Crushed Page 9


And the latter suits them pretty much all of the time.

Anyway, the point is … us “kids” of Cedar Grove? Unless it’s a cushy internship, not many of us go the summer-job route during our college years.

Most of our parents do the token “It’ll be good for you to get a real job,” and in response we do the token application to the movie theaters and the lone ice cream shop, but they have only so much room for the June–September workforce, and most of the jobs are snatched up early by people who need them.

People like Michael St. Claire who don’t have rich parents to float them.

Anyway, summers here in Cedar Grove consist of hanging out at various people’s pool parties (in Kristin’s case), finding ways to avoid your mom’s insistence on dress shopping “just for fun” (my case), and a whole lot of Devon Patterson coming over for dinners.

So it’s like I said.

Summers are bittersweet.

Bitter, because I have to watch my sister and Devon make up for a school year’s worth of missed make-out sessions.

Sweet, because summer’s the only time I get to remind Devon that I’m even alive.

Tonight, however, is especially bitter.
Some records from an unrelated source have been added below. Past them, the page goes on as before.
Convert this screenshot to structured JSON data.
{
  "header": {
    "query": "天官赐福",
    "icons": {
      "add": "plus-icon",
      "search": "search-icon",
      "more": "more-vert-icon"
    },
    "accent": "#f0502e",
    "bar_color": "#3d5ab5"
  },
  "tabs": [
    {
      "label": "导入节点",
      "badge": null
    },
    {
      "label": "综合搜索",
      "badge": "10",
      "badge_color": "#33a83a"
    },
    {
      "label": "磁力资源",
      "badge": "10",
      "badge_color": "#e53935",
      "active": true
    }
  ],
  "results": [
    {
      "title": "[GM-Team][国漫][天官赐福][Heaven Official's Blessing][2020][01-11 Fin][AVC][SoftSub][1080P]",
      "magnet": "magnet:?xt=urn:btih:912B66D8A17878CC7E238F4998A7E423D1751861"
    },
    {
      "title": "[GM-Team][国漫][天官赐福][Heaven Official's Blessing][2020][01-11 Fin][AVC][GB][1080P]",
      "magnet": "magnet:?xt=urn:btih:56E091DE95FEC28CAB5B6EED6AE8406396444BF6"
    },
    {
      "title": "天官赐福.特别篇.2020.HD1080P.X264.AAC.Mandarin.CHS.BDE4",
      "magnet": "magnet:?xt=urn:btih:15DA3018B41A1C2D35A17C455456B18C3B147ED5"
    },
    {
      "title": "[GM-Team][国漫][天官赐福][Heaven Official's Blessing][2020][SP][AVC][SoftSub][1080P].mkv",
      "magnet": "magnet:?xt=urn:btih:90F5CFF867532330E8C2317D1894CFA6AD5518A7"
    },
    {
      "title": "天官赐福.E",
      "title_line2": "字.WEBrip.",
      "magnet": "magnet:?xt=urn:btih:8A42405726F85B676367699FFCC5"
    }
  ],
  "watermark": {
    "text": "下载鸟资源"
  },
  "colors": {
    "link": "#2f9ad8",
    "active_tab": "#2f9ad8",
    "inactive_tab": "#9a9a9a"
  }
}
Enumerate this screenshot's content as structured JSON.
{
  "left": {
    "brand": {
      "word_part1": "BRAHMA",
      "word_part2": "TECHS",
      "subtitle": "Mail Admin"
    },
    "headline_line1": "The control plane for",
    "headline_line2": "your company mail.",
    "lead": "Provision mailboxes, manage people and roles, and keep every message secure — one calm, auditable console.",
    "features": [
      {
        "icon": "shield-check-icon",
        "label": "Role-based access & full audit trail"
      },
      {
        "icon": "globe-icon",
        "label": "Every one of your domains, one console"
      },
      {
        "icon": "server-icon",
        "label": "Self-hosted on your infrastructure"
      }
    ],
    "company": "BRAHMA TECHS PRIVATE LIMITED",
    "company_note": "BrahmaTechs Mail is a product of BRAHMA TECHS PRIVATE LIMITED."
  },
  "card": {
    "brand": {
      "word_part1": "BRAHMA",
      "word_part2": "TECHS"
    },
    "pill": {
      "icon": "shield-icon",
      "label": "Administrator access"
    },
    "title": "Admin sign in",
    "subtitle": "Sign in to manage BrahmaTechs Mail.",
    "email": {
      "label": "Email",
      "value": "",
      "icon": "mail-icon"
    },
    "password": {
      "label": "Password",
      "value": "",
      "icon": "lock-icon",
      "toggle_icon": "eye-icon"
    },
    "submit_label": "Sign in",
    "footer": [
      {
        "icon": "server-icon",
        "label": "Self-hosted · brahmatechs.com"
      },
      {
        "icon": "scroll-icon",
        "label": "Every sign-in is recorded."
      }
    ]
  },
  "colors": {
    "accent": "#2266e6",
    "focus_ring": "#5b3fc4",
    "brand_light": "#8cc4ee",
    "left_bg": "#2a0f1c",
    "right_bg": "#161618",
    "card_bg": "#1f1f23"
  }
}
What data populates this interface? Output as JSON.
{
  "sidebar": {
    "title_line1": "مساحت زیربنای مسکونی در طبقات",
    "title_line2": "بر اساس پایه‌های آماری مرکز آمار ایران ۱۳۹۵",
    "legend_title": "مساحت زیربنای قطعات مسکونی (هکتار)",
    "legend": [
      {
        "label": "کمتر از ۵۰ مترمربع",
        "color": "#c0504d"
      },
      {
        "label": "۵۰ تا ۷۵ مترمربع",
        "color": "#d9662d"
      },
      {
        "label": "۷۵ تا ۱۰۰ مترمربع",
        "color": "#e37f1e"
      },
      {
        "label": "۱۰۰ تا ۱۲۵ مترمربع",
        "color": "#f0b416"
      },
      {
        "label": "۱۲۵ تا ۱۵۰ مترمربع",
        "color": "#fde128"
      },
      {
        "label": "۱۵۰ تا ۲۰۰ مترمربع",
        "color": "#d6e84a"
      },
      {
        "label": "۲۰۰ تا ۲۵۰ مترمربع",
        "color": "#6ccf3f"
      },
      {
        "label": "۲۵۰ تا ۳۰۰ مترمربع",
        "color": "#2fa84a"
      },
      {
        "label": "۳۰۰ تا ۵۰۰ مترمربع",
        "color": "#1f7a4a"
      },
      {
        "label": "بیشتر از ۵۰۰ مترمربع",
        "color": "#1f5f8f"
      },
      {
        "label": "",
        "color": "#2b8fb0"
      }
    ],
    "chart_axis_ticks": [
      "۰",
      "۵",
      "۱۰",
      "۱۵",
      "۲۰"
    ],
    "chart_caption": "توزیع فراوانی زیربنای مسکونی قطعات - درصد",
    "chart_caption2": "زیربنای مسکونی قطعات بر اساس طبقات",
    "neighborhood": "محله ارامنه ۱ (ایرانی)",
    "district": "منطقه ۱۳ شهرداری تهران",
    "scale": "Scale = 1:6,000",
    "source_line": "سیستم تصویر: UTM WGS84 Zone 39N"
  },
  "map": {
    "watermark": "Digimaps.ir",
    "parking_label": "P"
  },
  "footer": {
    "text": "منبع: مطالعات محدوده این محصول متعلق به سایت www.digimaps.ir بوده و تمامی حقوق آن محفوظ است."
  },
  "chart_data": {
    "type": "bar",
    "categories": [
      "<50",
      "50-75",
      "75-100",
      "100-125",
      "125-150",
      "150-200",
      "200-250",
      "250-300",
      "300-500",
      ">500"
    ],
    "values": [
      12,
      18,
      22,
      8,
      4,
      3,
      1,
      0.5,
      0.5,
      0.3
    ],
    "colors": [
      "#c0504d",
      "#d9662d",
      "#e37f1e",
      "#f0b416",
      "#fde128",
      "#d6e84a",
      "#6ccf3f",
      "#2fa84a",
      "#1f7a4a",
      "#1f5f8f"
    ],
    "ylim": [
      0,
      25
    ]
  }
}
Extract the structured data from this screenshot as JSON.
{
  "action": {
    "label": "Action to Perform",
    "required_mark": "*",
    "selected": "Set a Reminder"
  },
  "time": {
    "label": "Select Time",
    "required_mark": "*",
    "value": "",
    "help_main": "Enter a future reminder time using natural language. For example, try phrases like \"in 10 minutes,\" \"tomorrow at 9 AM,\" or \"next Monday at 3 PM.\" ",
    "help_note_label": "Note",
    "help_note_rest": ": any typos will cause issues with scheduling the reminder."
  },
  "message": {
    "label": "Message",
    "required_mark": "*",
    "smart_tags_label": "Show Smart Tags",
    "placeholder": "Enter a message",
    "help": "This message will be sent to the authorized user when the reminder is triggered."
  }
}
It’s the first night since Kristin and I got home that Devon has made the time to come over, and Kristin is alternating between pouting because he’s been busy, and letting her hand slide way too far up his leg, considering my parents are, like, right there.

I manage to get a couple of questions in around mouthfuls of chicken while Kristin picks at the green beans on her plate, but my parents mostly dominate the conversation, asking Devon what was next now that he’d graduated, and does he like Kristin’s new haircut?

Normally I love it when my parents give him the third degree after not seeing him for a while, because it lets me get the updates without having to seem overly interested myself.

But tonight I can’t stop noticing that Devon seems … off.

I’ve known him since the fourth grade, and he’s practically been a part of the family since he and Kristin started dating when they were fifteen.

He’s always been one of those easy, got-it-all-figured-out kind of guys, but tonight he’s acting weird.

I look at my sister to see if she noticed, but she’s too busy wiping calories—and flavor—off her grilled chicken.

Typical.

After dinner, Kristin and I start to do the dishes, and Devon insists on helping, which is nice at first, but then I realize that it’s just a chance for them to grope each other while my parents finish their wine in the dining room.

I should be used to it.

I am used to it.

But tonight, I’m just not in the mood. My head is pounding, my legs feel like they’re broken after that stupid workout with Beefcake this morning, and my heart … it just hurts.

I make it through loading the plates and silverware into the dishwasher and then bail without guilt.

It’ll be a fun project for Kristin, having to figure out how to get the gunk off the potato dish without ruining her manicure.

I start to grab a Coke from the fridge, then hesitate as I imagine Michael St. Claire’s glare. I grab a Diet Coke instead.

I don’t care about being skinny. Not that much, anyway.

But I am tired of feeling out of control.

Granted, a sugar-substitute beverage is not going to help me take over the world or anything, but still, it feels like progress.

Baby steps, right?

I head out to the pool, watching from the chaise longue as the last of the daylight fades away, when someone plops down on the chair beside me.

“Hey, Chlo.”

Devon.

Just like that, all the tension and headache melts away.

He and I don’t often get time alone.

Okay, hardly ever.

But every now and then he seems to remember that we were friends long before my sister even knew he was alive, and I get rewarded with moments like these.

Kristin-free moments.

“Hey,” I say softly as he stretches out his legs on the chaise. He’s wearing green cargo shorts and I try hard not to stare at the shape of his calves, I swear, but I look anyway.

Why is he so beautiful? And why do I have to notice?

“Where’s Kristin?” I ask, trying to remind my lust-addled brain that Devon is not for me.

I try to force my mouth to stop watering. It’s just his legs, for Christ’s sake. Hairy legs. Male hair is practically pubes … which so does not help my train of thought.

“On the phone,” he replies. “One of her sorority sisters is having some sort of crisis.”

“Probably a highlighting appointment gone wrong,” I say, pulling my legs up to my chest and wrapping my arms around my knees until I remember that I’m wearing shorts and that the fat white underside of my thighs is exposed. I quickly extend my legs straight out, but that sort of makes the leg fat spread out like a beached whale.

Lose-lose.

I sigh and try to forget about it.

Devon’s not paying any attention to my legs (of course), but he idly reaches out to take a sip of my Coke only to wince and make a face at it. “Diet?”

“Mom buys it for Kristin.”

“So why are you drinking it? You run out of the real stuff?”

I don’t know if I love that Devon’s totally ignorant, or if I’m totally annoyed by it.

I mean, on one hand I guess it says a lot about him that he doesn’t automatically assume that I’m drinking Diet Coke because I need to, well … diet.